周晚晴察覺到氣氛有些尷尬,輕道:“阿衡,下回在你朋友麵前還是叫你少爺吧。”
“周姨,同你說過很多遍了,不許喊我少爺。”紀衡皺了皺眉。
“哇!阿姨你好漂亮哦。”有人做花癡口水狀。
陸茶幾這下終於知道了查理的屬性,這典型的就是見誰美跟誰跑啊,不過好在也是他激活了氣氛。周晚晴撲哧笑道說:“還真是很多年沒聽到有人這麼說了。”

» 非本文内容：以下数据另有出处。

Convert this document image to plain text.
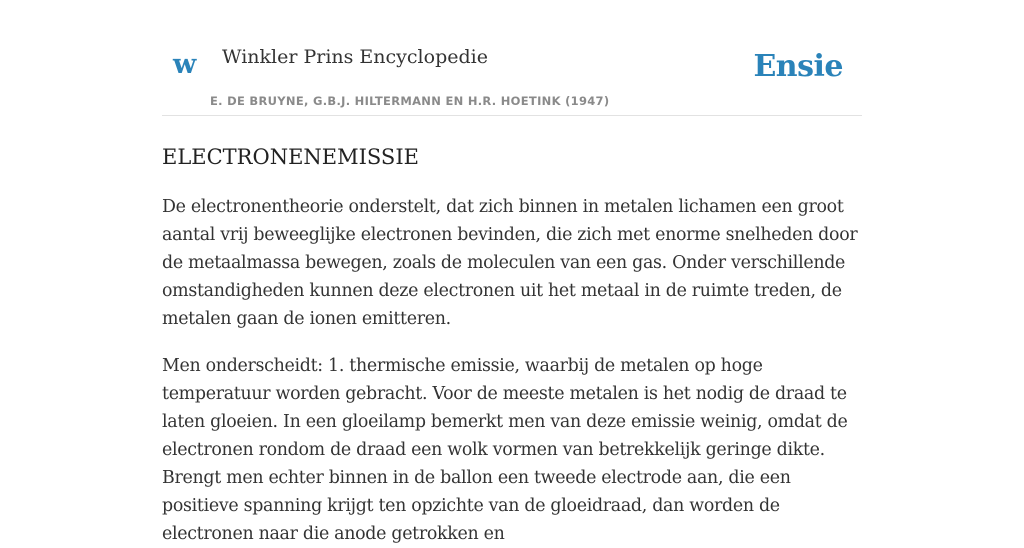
w Winkler Prins Encyclopedie
E. DE BRUYNE, G.B.J. HILTERMANN EN H.R. HOETINK (1947)
Ensie
ELECTRONENEMISSIE

De electronentheorie onderstelt, dat zich binnen in metalen lichamen een groot aantal vrij beweeglijke electronen bevinden, die zich met enorme snelheden door de metaalmassa bewegen, zoals de moleculen van een gas. Onder verschillende omstandigheden kunnen deze electronen uit het metaal in de ruimte treden, de metalen gaan de ionen emitteren.

Men onderscheidt: 1. thermische emissie, waarbij de metalen op hoge temperatuur worden gebracht. Voor de meeste metalen is het nodig de draad te laten gloeien. In een gloeilamp bemerkt men van deze emissie weinig, omdat de electronen rondom de draad een wolk vormen van betrekkelijk geringe dikte. Brengt men echter binnen in de ballon een tweede electrode aan, die een positieve spanning krijgt ten opzichte van de gloeidraad, dan worden de electronen naar die anode getrokken en
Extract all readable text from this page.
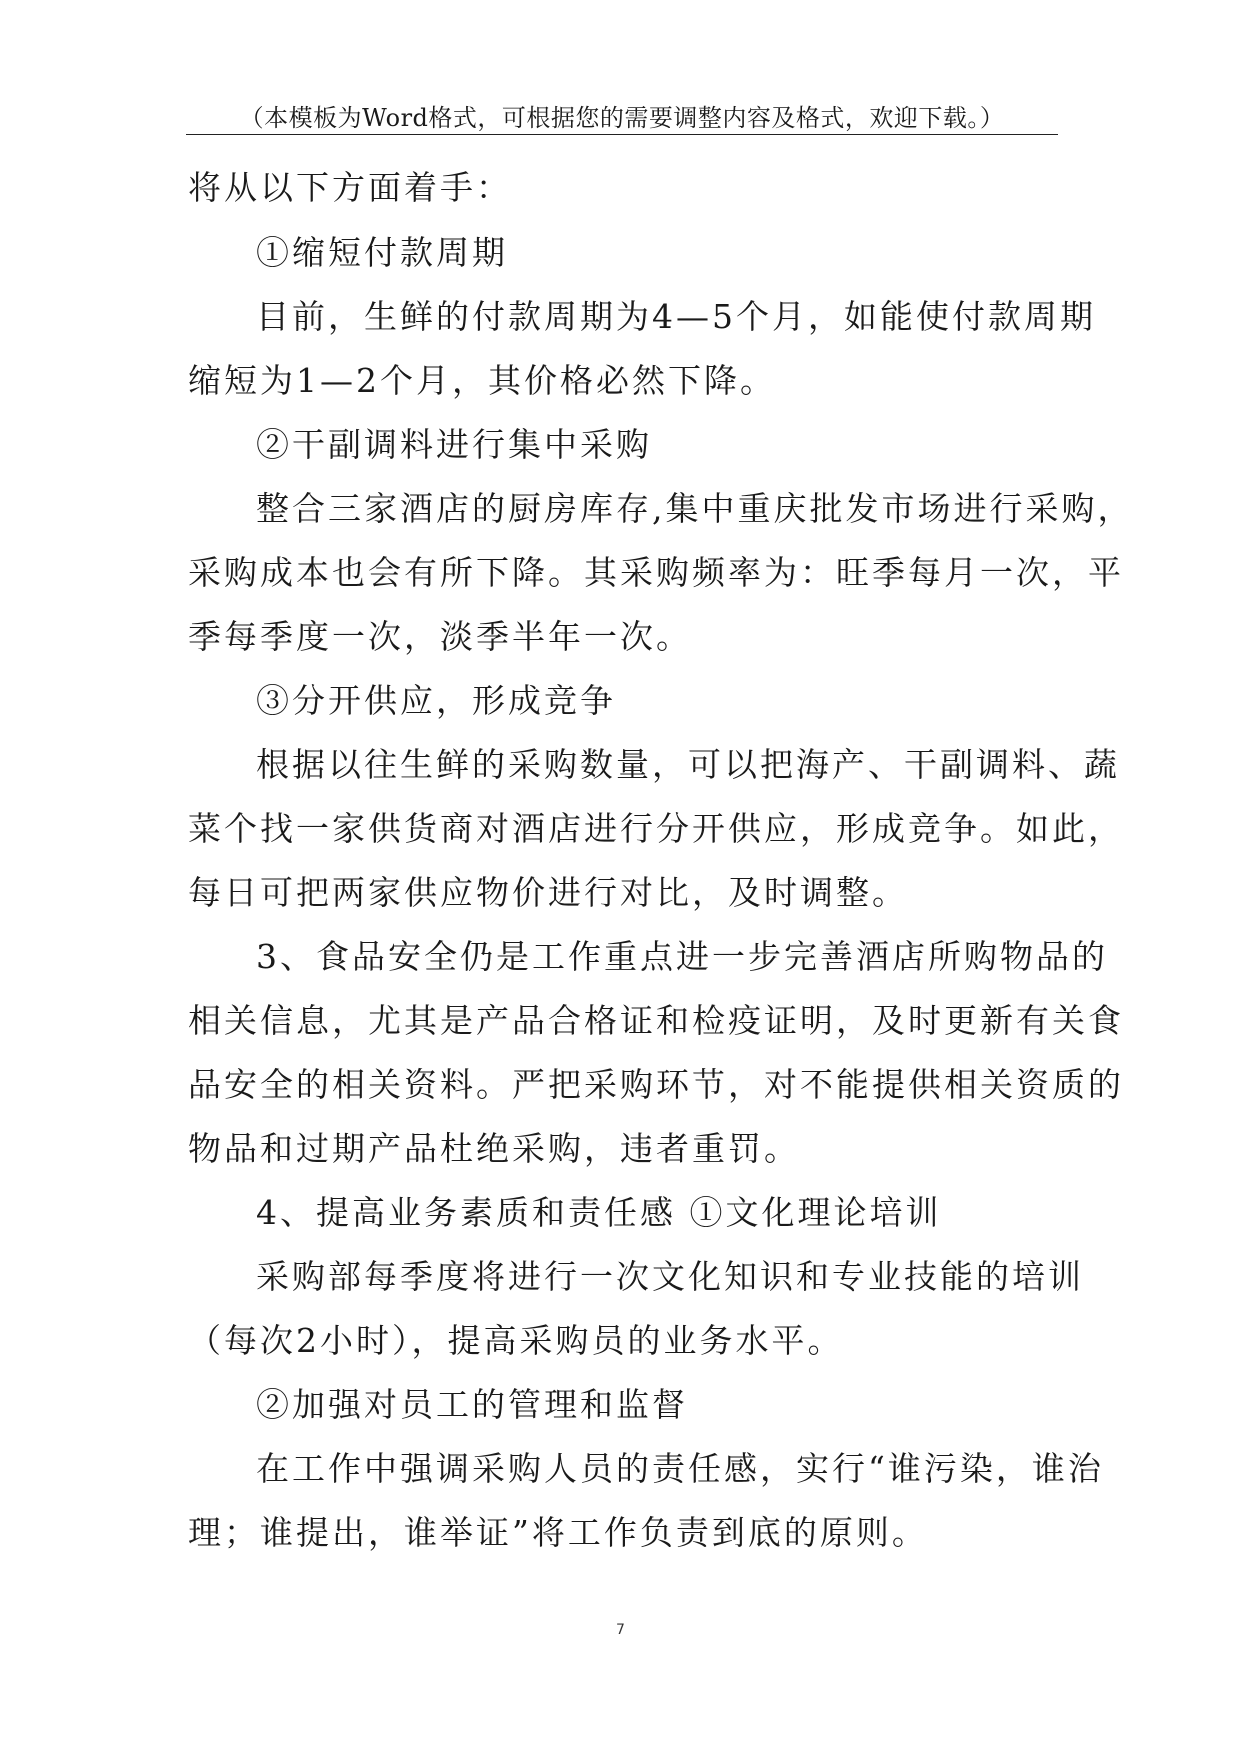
（本模板为Word格式，可根据您的需要调整内容及格式，欢迎下载。）
将从以下方面着手：
①缩短付款周期
目前，生鲜的付款周期为4—5个月，如能使付款周期
缩短为1—2个月，其价格必然下降。
②干副调料进行集中采购
整合三家酒店的厨房库存,集中重庆批发市场进行采购，
采购成本也会有所下降。其采购频率为：旺季每月一次，平
季每季度一次，淡季半年一次。
③分开供应，形成竞争
根据以往生鲜的采购数量，可以把海产、干副调料、蔬
菜个找一家供货商对酒店进行分开供应，形成竞争。如此，
每日可把两家供应物价进行对比，及时调整。
3、食品安全仍是工作重点进一步完善酒店所购物品的
相关信息，尤其是产品合格证和检疫证明，及时更新有关食
品安全的相关资料。严把采购环节，对不能提供相关资质的
物品和过期产品杜绝采购，违者重罚。
4、提高业务素质和责任感 ①文化理论培训
采购部每季度将进行一次文化知识和专业技能的培训
（每次2小时），提高采购员的业务水平。
②加强对员工的管理和监督
在工作中强调采购人员的责任感，实行“谁污染，谁治
理；谁提出，谁举证”将工作负责到底的原则。
7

周晚晴是個挺活潑的人,一邊同他們品茶一邊同他們說話,閑聊家常。陸茶幾來此間這麼久,是真的沒同什麼人閑聊過家常,和何先生至多聊些學習,和葉靜怡隻能維持麵上禮貌,陸老太太又是喜靜的人,陳媽倒是能說說話,但陳媽歲數大,多是教導多,草帽少年嘛……當時天文地理曆史政治聊得開心,但他是男性,畢竟沒法聊什麼服裝時尚社交八卦。不過這個周晚晴大約三十幾歲,比前世的她大上一些,但卻都是女人,這一聊起來便格外盡興。周晚晴也是歡喜,便不知不覺多說了些。但陸茶幾看她眼裏有神,而程高興是天差地別,她也知道,那定是紀家待她極好,看她和紀衡的關係,說是下人,其實也算半個主母了。這倒讓陸茶幾頗為驚訝,貴族區不是極強調主仆尊卑麼,議員家怎麼如此不同。而且紀衡待她,極像是兒子待母親,哪有半分怠慢。
但何以珊養尊處優習慣了,聽得她不過就是個下人,便不大看得上她,見陸茶幾和她聊天,心裏亦是竊喜,自己偷得空閑博紀衡高興,便找些自己練琴啊、練舞啊之類的事情同她聊。紀衡淡淡回應,但眼睛卻看著陸茶幾和周晚晴。
而查理,早已經被那杏仁餅幹所收買,美滋滋地吃了起來。
用過下午茶,紀衡選了一枝陸茶幾送的梔子花,放在庭院的石缽之中,趣味盎然。何以珊有些皺眉,就是覺得這個紀公子帥是帥,不過舉止有些奇怪,這等事難道不是園丁做的麼?
紀衡開口問道:“茶幾,你可知梔子花的花語是什麼麼?”
“嗯?”陸茶幾被他問倒,隻好反問一句。她現在越來越覺得他是草帽少年,隻不知在此開口合適與否。
“喜悅。正如這生機盎然的夏天充滿了未知的希望和喜悅。”他伸出手指,在嘴前輕輕噓了一聲,猶如在同她示意不要問。
夏天的微風吹過少年的短發,帶著一絲魅惑的氣息。